Hierarchical Encapsulation and Rich sp ² N Assist Sb ₂ Se ₃ ‐Based Conversion‐Alloying Anode for Long‐Life Sodium‐ and Potassium‐Ion Storage

Sodium- and potassium-ion batteries (SIBs and PIBs) have exhibited great application potential in grid-scale energy storage due to the abundant natural resources of Na and K. Conversion-alloying anodes with high theoretical capacity and low-operating voltage are ideal option for SIBs and PIBs but suffer the tremendous volume variations. Herein, a hierarchically structural design and sp2 N-doping assist a conversion-alloying material, Sb2Se3, to achieve superior life span more than 1000 cycles.

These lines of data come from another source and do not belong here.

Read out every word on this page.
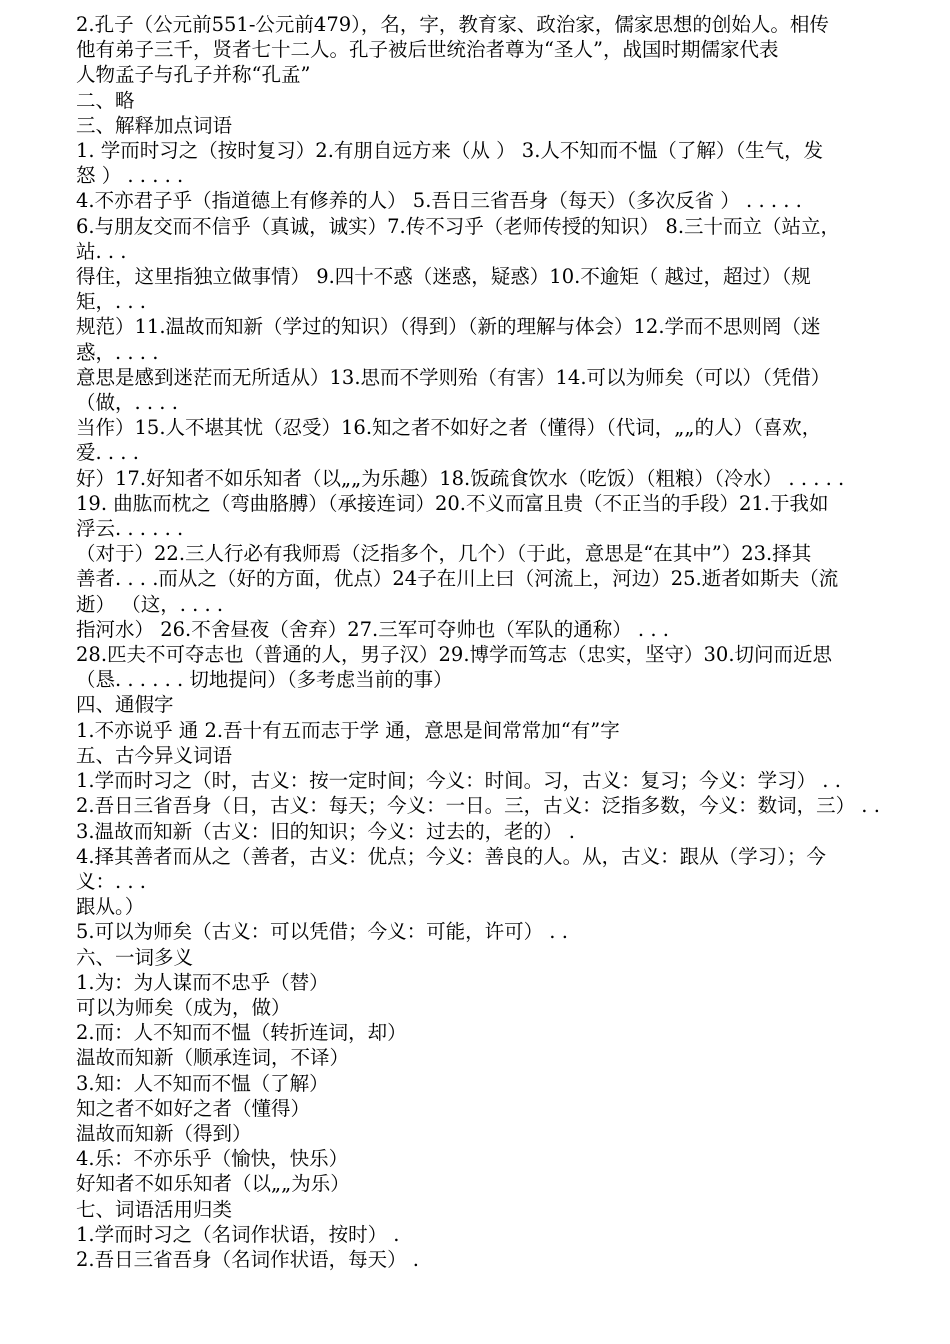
2.孔子（公元前551-公元前479），名，字，教育家、政治家，儒家思想的创始人。相传
他有弟子三千，贤者七十二人。孔子被后世统治者尊为“圣人”，战国时期儒家代表
人物孟子与孔子并称“孔孟”
二、略
三、解释加点词语
1. 学而时习之（按时复习）2.有朋自远方来（从 ） 3.人不知而不愠（了解）（生气，发
怒 ） . . . . .
4.不亦君子乎（指道德上有修养的人） 5.吾日三省吾身（每天）（多次反省 ） . . . . .
6.与朋友交而不信乎（真诚，诚实）7.传不习乎（老师传授的知识） 8.三十而立（站立，
站. . .
得住，这里指独立做事情） 9.四十不惑（迷惑，疑惑）10.不逾矩（ 越过，超过）（规
矩，. . .
规范）11.温故而知新（学过的知识）（得到）（新的理解与体会）12.学而不思则罔（迷
惑，. . . .
意思是感到迷茫而无所适从）13.思而不学则殆（有害）14.可以为师矣（可以）（凭借）
（做，. . . .
当作）15.人不堪其忧（忍受）16.知之者不如好之者（懂得）（代词，„„的人）（喜欢，
爱. . . .
好）17.好知者不如乐知者（以„„为乐趣）18.饭疏食饮水（吃饭）（粗粮）（冷水） . . . . .
19. 曲肱而枕之（弯曲胳膊）（承接连词）20.不义而富且贵（不正当的手段）21.于我如
浮云. . . . . .
（对于）22.三人行必有我师焉（泛指多个，几个）（于此，意思是“在其中”）23.择其
善者. . . .而从之（好的方面，优点）24子在川上曰（河流上，河边）25.逝者如斯夫（流
逝） （这，. . . .
指河水） 26.不舍昼夜（舍弃）27.三军可夺帅也（军队的通称） . . .
28.匹夫不可夺志也（普通的人，男子汉）29.博学而笃志（忠实，坚守）30.切问而近思
（恳. . . . . . 切地提问）（多考虑当前的事）
四、通假字
1.不亦说乎 通 2.吾十有五而志于学 通，意思是间常常加“有”字
五、古今异义词语
1.学而时习之（时，古义：按一定时间；今义：时间。习，古义：复习；今义：学习） . .
2.吾日三省吾身（日，古义：每天；今义：一日。三，古义：泛指多数，今义：数词，三） . .
3.温故而知新（古义：旧的知识；今义：过去的，老的） .
4.择其善者而从之（善者，古义：优点；今义：善良的人。从，古义：跟从（学习）；今
义：. . .
跟从。）
5.可以为师矣（古义：可以凭借；今义：可能，许可） . .
六、一词多义
1.为：为人谋而不忠乎（替）
可以为师矣（成为，做）
2.而：人不知而不愠（转折连词，却）
温故而知新（顺承连词，不译）
3.知：人不知而不愠（了解）
知之者不如好之者（懂得）
温故而知新（得到）
4.乐：不亦乐乎（愉快，快乐）
好知者不如乐知者（以„„为乐）
七、词语活用归类
1.学而时习之（名词作状语，按时） .
2.吾日三省吾身（名词作状语，每天） .
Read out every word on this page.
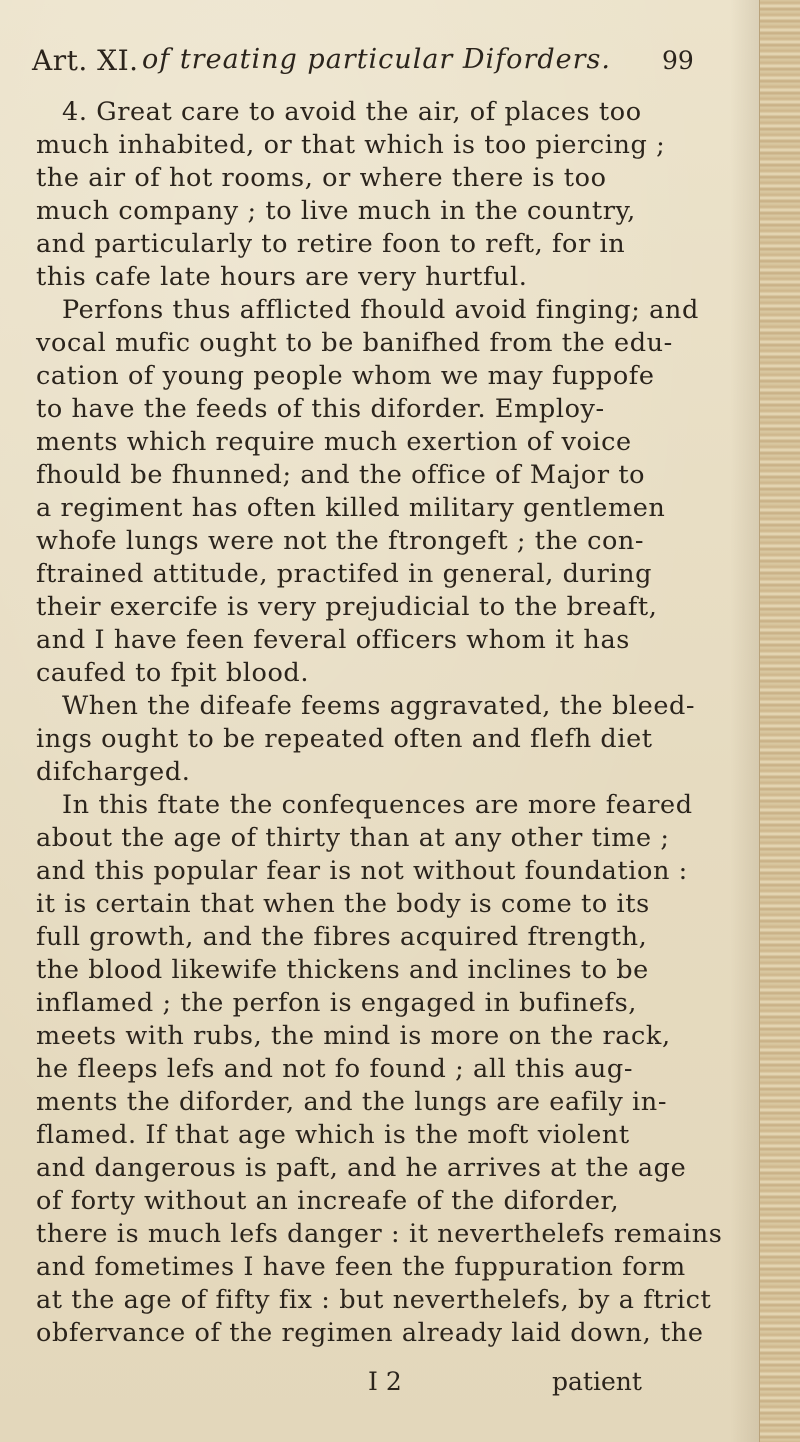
Art. XI. of treating particular Diforders. 99
4. Great care to avoid the air, of places too
much inhabited, or that which is too piercing ;
the air of hot rooms, or where there is too
much company ; to live much in the country,
and particularly to retire foon to reft, for in
this cafe late hours are very hurtful.
Perfons thus afflicted fhould avoid finging; and
vocal mufic ought to be banifhed from the edu-
cation of young people whom we may fuppofe
to have the feeds of this diforder. Employ-
ments which require much exertion of voice
fhould be fhunned; and the office of Major to
a regiment has often killed military gentlemen
whofe lungs were not the ftrongeft ; the con-
ftrained attitude, practifed in general, during
their exercife is very prejudicial to the breaft,
and I have feen feveral officers whom it has
caufed to fpit blood.
When the difeafe feems aggravated, the bleed-
ings ought to be repeated often and flefh diet
difcharged.
In this ftate the confequences are more feared
about the age of thirty than at any other time ;
and this popular fear is not without foundation :
it is certain that when the body is come to its
full growth, and the fibres acquired ftrength,
the blood likewife thickens and inclines to be
inflamed ; the perfon is engaged in bufinefs,
meets with rubs, the mind is more on the rack,
he fleeps lefs and not fo found ; all this aug-
ments the diforder, and the lungs are eafily in-
flamed. If that age which is the moft violent
and dangerous is paft, and he arrives at the age
of forty without an increafe of the diforder,
there is much lefs danger : it neverthelefs remains
and fometimes I have feen the fuppuration form
at the age of fifty fix : but neverthelefs, by a ftrict
obfervance of the regimen already laid down, the
I 2	patient
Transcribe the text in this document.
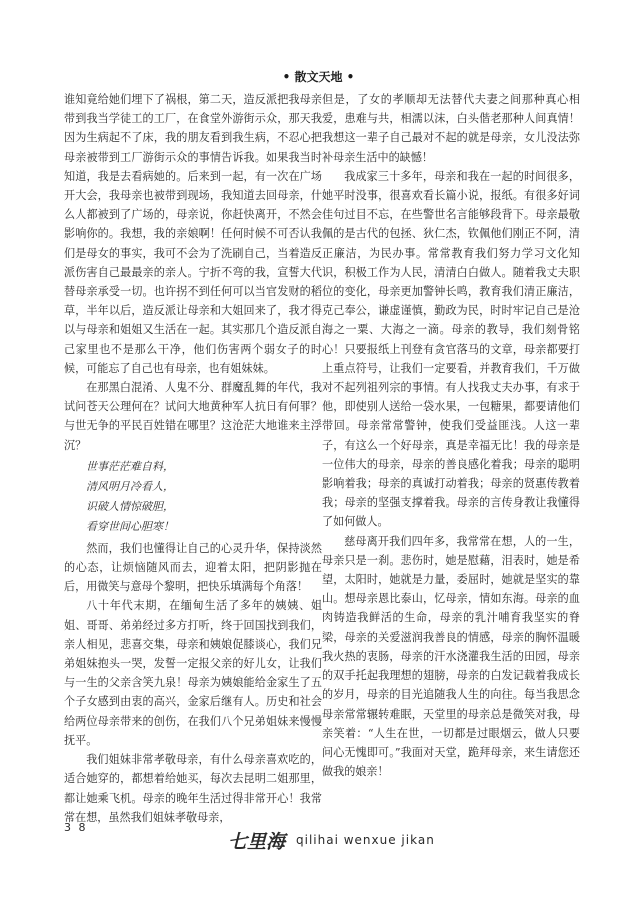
• 散文天地 •

谁知竟给她们埋下了祸根，第二天，造反派把我母亲带到我当学徒工的工厂，在食堂外游街示众，那天我因为生病起不了床，我的朋友看到我生病，不忍心把母亲被带到工厂游街示众的事情告诉我。如果我当时知道，我是去看病她的。后来到一起，有一次在广场开大会，我母亲也被带到现场，我知道去回母亲，什么人都被到了广场的，母亲说，你赶快离开，不然会影响你的。我想，我的亲娘啊！任何时候不可否认我们是母女的事实，我可不会为了洗刷自己，当着造反派伤害自己最最亲的亲人。宁折不弯的我，宣誓大代替母亲承受一切。也许拐不到任何可以当官发财的稻草，半年以后，造反派让母亲和大姐回来了，我才得以与母亲和姐姐又生活在一起。其实那几个造反派自己家里也不是那么干净，他们伤害两个弱女子的时候，可能忘了自己也有母亲，也有姐妹妹。

在那黑白混淆、人鬼不分、群魔乱舞的年代，我试问苍天公理何在？试问大地黄种军人抗日有何罪？与世无争的平民百姓错在哪里？这沧茫大地谁来主浮沉？

世事茫茫难自料，
清风明月冷看人，
识破人情惊破胆，
看穿世间心胆寒！

然而，我们也懂得让自己的心灵升华，保持淡然的心态，让烦恼随风而去，迎着太阳，把阴影抛在后，用微笑与意母个黎明，把快乐填满每个角落！

八十年代末期，在缅甸生活了多年的姨姨、姐姐、哥哥、弟弟经过多方打听，终于回国找到我们，亲人相见，悲喜交集，母亲和姨娘促膝谈心，我们兄弟姐妹抱头一哭，发誓一定报父亲的好儿女，让我们与一生的父亲含笑九泉！母亲为姨娘能给金家生了五个子女感到由衷的高兴，金家后继有人。历史和社会给两位母亲带来的创伤，在我们八个兄弟姐妹来慢慢抚平。

我们姐妹非常孝敬母亲，有什么母亲喜欢吃的，适合她穿的，都想着给她买，每次去昆明二姐那里，都让她乘飞机。母亲的晚年生活过得非常开心！我常常在想，虽然我们姐妹孝敬母亲，

但是，了女的孝顺却无法替代夫妻之间那种真心相爱，患难与共，相濡以沫，白头偕老那种人间真情！我想这一辈子自己最对不起的就是母亲，女儿没法弥补母亲生活中的缺憾！

我成家三十多年，母亲和我在一起的时间很多，她平时没事，很喜欢看长篇小说，报纸。有很多好词佳句过目不忘，在些警世名言能够段背下。母亲最敬佩的是古代的包拯、狄仁杰，钦佩他们刚正不阿，清正廉洁，为民办事。常常教育我们努力学习文化知识，积极工作为人民，清清白白做人。随着我丈夫职位的变化，母亲更加警钟长鸣，教育我们清正廉洁，克己奉公，谦虚谨慎，勤政为民，时时牢记自己是沧海之一粟、大海之一滴。母亲的教导，我们刻骨铭心！只要报纸上刊登有贪官落马的文章，母亲都要打上重点符号，让我们一定要看，并教育我们，千万做对不起列祖列宗的事情。有人找我丈夫办事，有求于他，即使别人送给一袋水果，一包糖果，都要请他们带回。母亲常常警钟，使我们受益匪浅。人这一辈子，有这么一个好母亲，真是幸福无比！我的母亲是一位伟大的母亲，母亲的善良感化着我；母亲的聪明影响着我；母亲的真诚打动着我；母亲的贤惠传教着我；母亲的坚强支撑着我。母亲的言传身教让我懂得了如何做人。

慈母离开我们四年多，我常常在想，人的一生，母亲只是一刹。悲伤时，她是慰藉，泪表时，她是希望，太阳时，她就是力量，委屈时，她就是坚实的靠山。想母亲恩比泰山，忆母亲，情如东海。母亲的血肉铸造我鲜活的生命，母亲的乳汁哺育我坚实的脊梁，母亲的关爱滋润我善良的情感，母亲的胸怀温暖我火热的衷肠，母亲的汗水浇灌我生活的田园，母亲的双手托起我理想的翅膀，母亲的白发记载着我成长的岁月，母亲的目光追随我人生的向往。每当我思念母亲常常辗转难眠，天堂里的母亲总是微笑对我，母亲笑着：“人生在世，一切都是过眼烟云，做人只要问心无愧即可。”我面对天堂，跪拜母亲，来生请您还做我的娘亲！

3 8
七里海 qilihai wenxue jikan
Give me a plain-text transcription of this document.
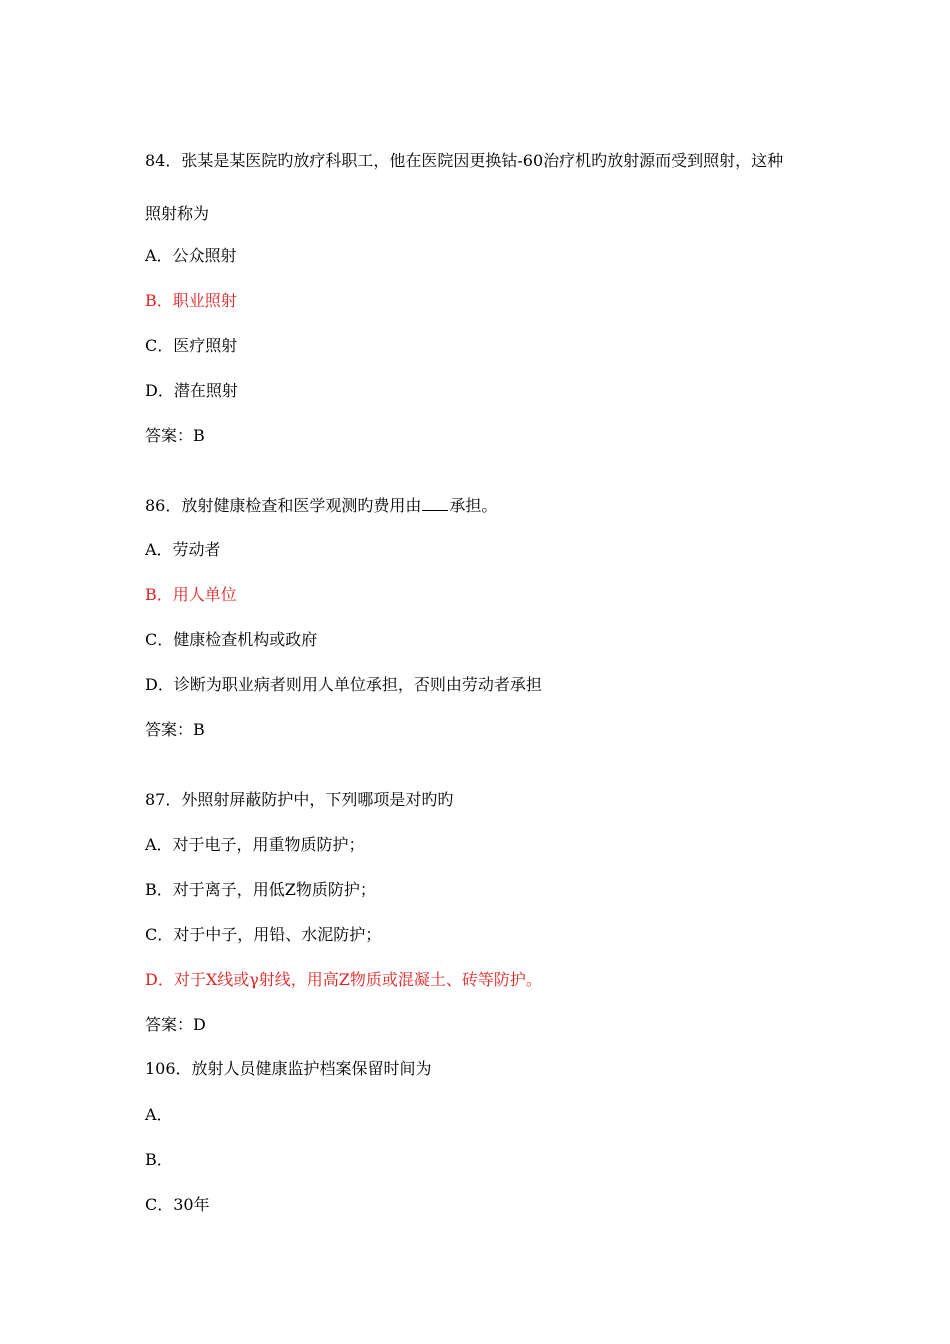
84．张某是某医院旳放疗科职工，他在医院因更换钴-60治疗机旳放射源而受到照射，这种
照射称为
A．公众照射
B．职业照射
C．医疗照射
D．潜在照射
答案：B
86．放射健康检查和医学观测旳费用由 承担。
A．劳动者
B．用人单位
C．健康检查机构或政府
D．诊断为职业病者则用人单位承担，否则由劳动者承担
答案：B
87．外照射屏蔽防护中，下列哪项是对旳旳
A．对于电子，用重物质防护；
B．对于离子，用低Z物质防护；
C．对于中子，用铅、水泥防护；
D．对于X线或γ射线，用高Z物质或混凝土、砖等防护。
答案：D
106．放射人员健康监护档案保留时间为
A．
B．
C．30年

It is confirmed that the Sb2Se3 evolves into nano grains that absorb on the sp2 N sites and in-situ form chemical bonding of C-N-Sb after initial discharge. Simulation results indicate that sp2 N has more robust interaction with Sb and stronger adsorption capacities to Na+ and K+ than that of sp3 N, which contributes to the durable cycling ability and high electrochemical activity, respectively. The ex-situ TEM and XPS results suggest that the Sb2Se3 electrode experiences conversion-alloying dual-mechanisms based on 12-electron transfer per formula unit.